Background: Monocytes/macrophages exhibit antitumour potential, but clinicopathological evidence suggests that they may both inhibit and enhance tumour growth. The purpose of this study was to determine the effect of monocytes on the growth of human pancreatic cancer (HPC-4) in severe combined immunodeficient (SCID) mice. Materials and Methods: Freshly isolated human monocytes or CD14+ cells from cocultures with tumour cells were coengrafted, at various ratios, with HPC-4 cells into SCID mice. The tumour size and angiogenesis were determined. Results: At a high ratio of monocytes to cancer cells the enhancement and, at a low ratio, the inhibition of tumour growth was observed. Multiple intratumoral applications of monocytes in large numbers also enhanced tumour growth.
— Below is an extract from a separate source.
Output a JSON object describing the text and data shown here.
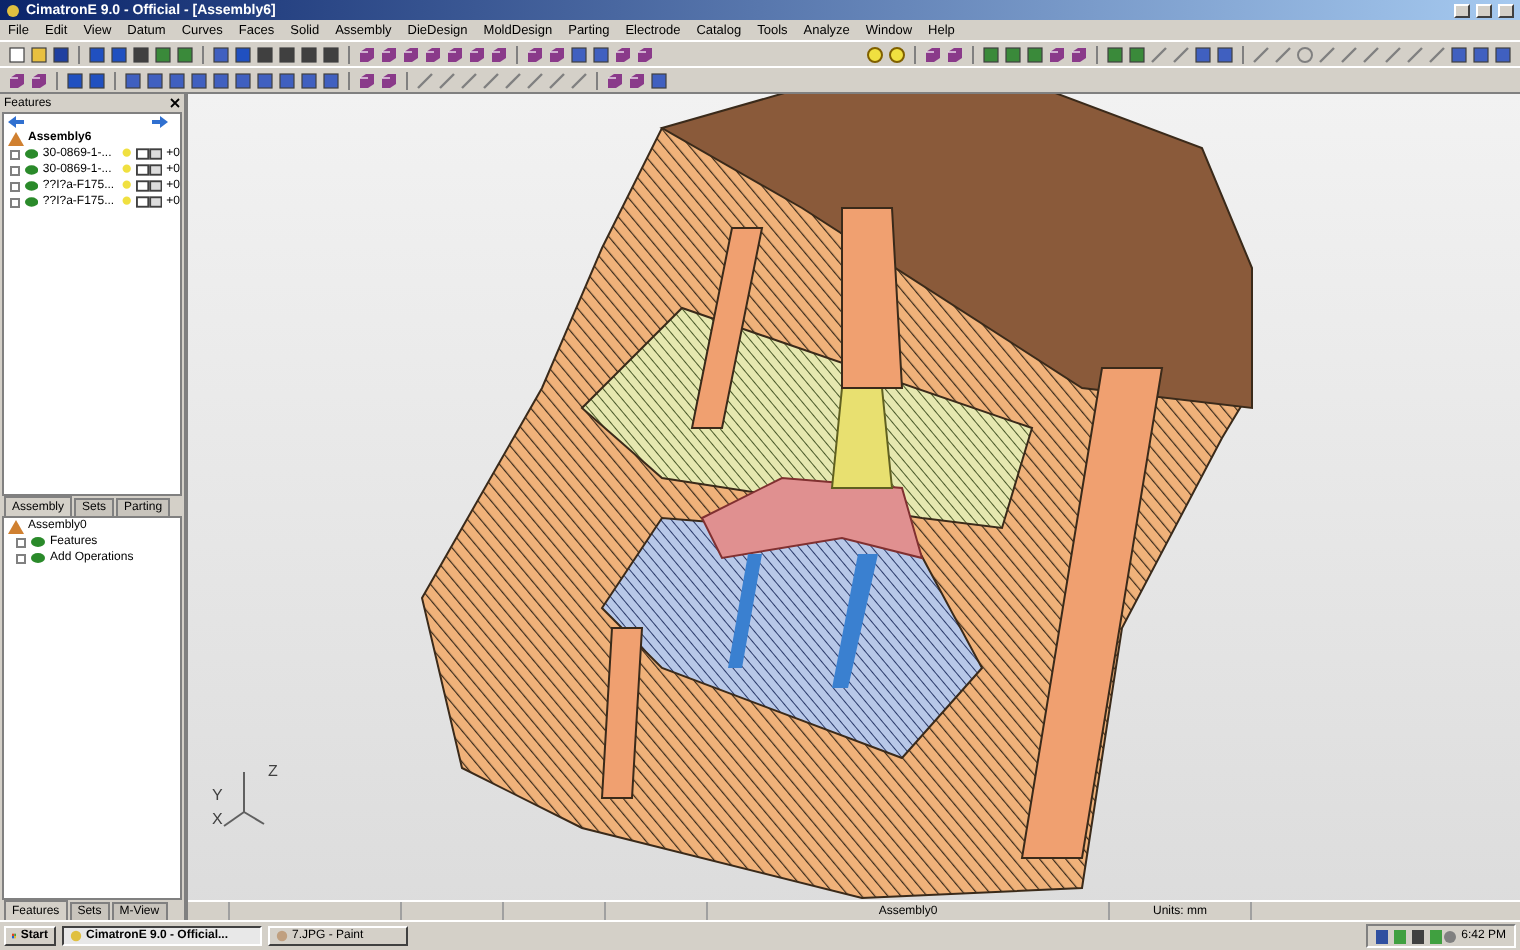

Deactivation of monocytes by a short pre-exposure to tumour cells in vitro before engraftment led to increased tumour growth. Monocytes used in large numbers and deactivated monocytes in low doses enhanced tumour-induced angiogenesis. Conclusion: Monocytes may both facilitate and suppress the growth of human tumours in SCID mice and both the number of monocytes, as well as the state of monocyte deactivation are critical for the final outcome of monocyte-tumour interactions.